その迂回先の一つが「食道静脈」という血管。本来血液量が多くない血管に多量の血液が流れ、瘤を作り、それが破裂し吐血する…というのが、食道静脈瘤破裂の典型的な亡くなり方と言えます

「アルコール依存症」が
引き起こす様々な病気

 解剖の経験上、高齢男性がこうして亡くなる背景には、比較的共通する点があります。現役時代バリバリ働く会社員で、そこそこ高い役職についていたケースが多いのです。

 しかし定年退職後、それまでの功績も人脈もなくなったうえ、家
庭では邪険にされるなど肩身の狭い思いをする人もいるようです。

 さらに、もともとプライベートの友人や趣味が少ないとなると、寂しさをお酒で紛らわすようになる場合も少なくありません。

 お酒を飲んで暴言を吐いたり、暴力を振るったりしようものなら、ますます家族や友人は離れていき、さらに飲酒がすすむ…。こうしてアルコール依存症になる人が多くいます。

 もともとお酒に強いかどうかは関係なく、飲み続けることで耐性がついて依存性が高くなり、飲酒量が増えていくのです。

 アルコール依存症に陥ると、毎日お酒を多量に飲み続けることで、脂肪肝や肝硬変以外にも「膵炎」「アルコール性心筋症」「ウェルニッケ脳症」などの病気を引き起こしやすくなります。

 突然死の原因としては、肝硬変や食道静脈瘤破裂が代表的で、なかでも食道静脈瘤破裂は、周囲に黒い血液を吐いた状況が認められるのが特徴です。

 お酒には一時的にイヤなことを忘れさせ、多幸感をもたらす精神的効能はあるかもしれません。しかし、多量飲酒は肝臓だけでなく、脳、心臓、膵臓など全身各所に悪影響を及ぼします。また、感情にも抑制が利かなくなることで、家族に迷惑をかけ、下手すれば警察沙汰になることも珍しくありません。
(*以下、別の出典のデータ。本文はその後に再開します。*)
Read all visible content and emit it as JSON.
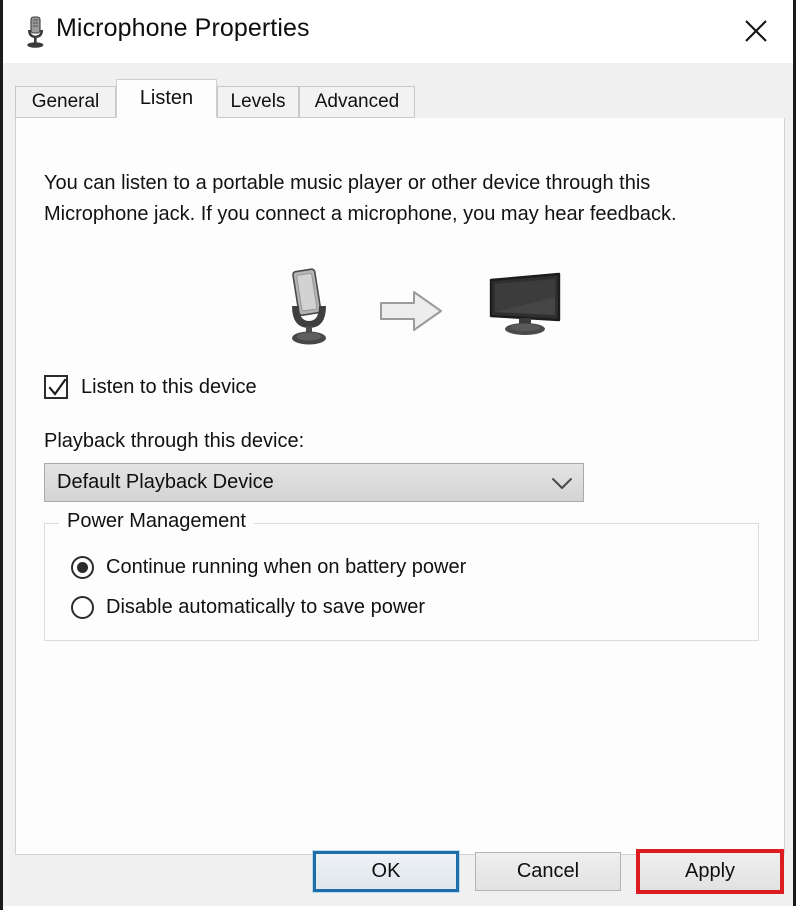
{
  "window": {
    "title": "Microphone Properties",
    "icon": "microphone-icon",
    "close_label": "×"
  },
  "tabs": [
    {
      "label": "General",
      "active": false
    },
    {
      "label": "Listen",
      "active": true
    },
    {
      "label": "Levels",
      "active": false
    },
    {
      "label": "Advanced",
      "active": false
    }
  ],
  "content": {
    "description": "You can listen to a portable music player or other device through this Microphone jack.  If you connect a microphone, you may hear feedback.",
    "illustration": {
      "source_icon": "microphone-device-icon",
      "flow_icon": "arrow-right-icon",
      "target_icon": "monitor-speaker-icon"
    },
    "listen_checkbox": {
      "label": "Listen to this device",
      "checked": true,
      "icon": "checkmark-icon"
    },
    "playback": {
      "label": "Playback through this device:",
      "selected": "Default Playback Device",
      "arrow_icon": "chevron-down-icon"
    },
    "power_management": {
      "title": "Power Management",
      "options": [
        {
          "label": "Continue running when on battery power",
          "selected": true
        },
        {
          "label": "Disable automatically to save power",
          "selected": false
        }
      ]
    }
  },
  "footer": {
    "ok": "OK",
    "cancel": "Cancel",
    "apply": "Apply"
  },
  "colors": {
    "focus_blue": "#1d6ea8",
    "highlight_red": "#dc1c20",
    "dialog_bg": "#f0f0f0",
    "panel_bg": "#fdfdfd"
  }
}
 寂しさに負けないためにも、生涯続けられる仕事や趣味を見つけ、充実した第二の人生が送れるように、定年退職の前から計画を練っておくことも大切です。

【このような危険を避けるには…】
・定年退職後の人生設計を考える。
・酒量が増えたことによる症状があれば、早期に受診する。
・そもそもお酒は、ほどほどにたしなむ。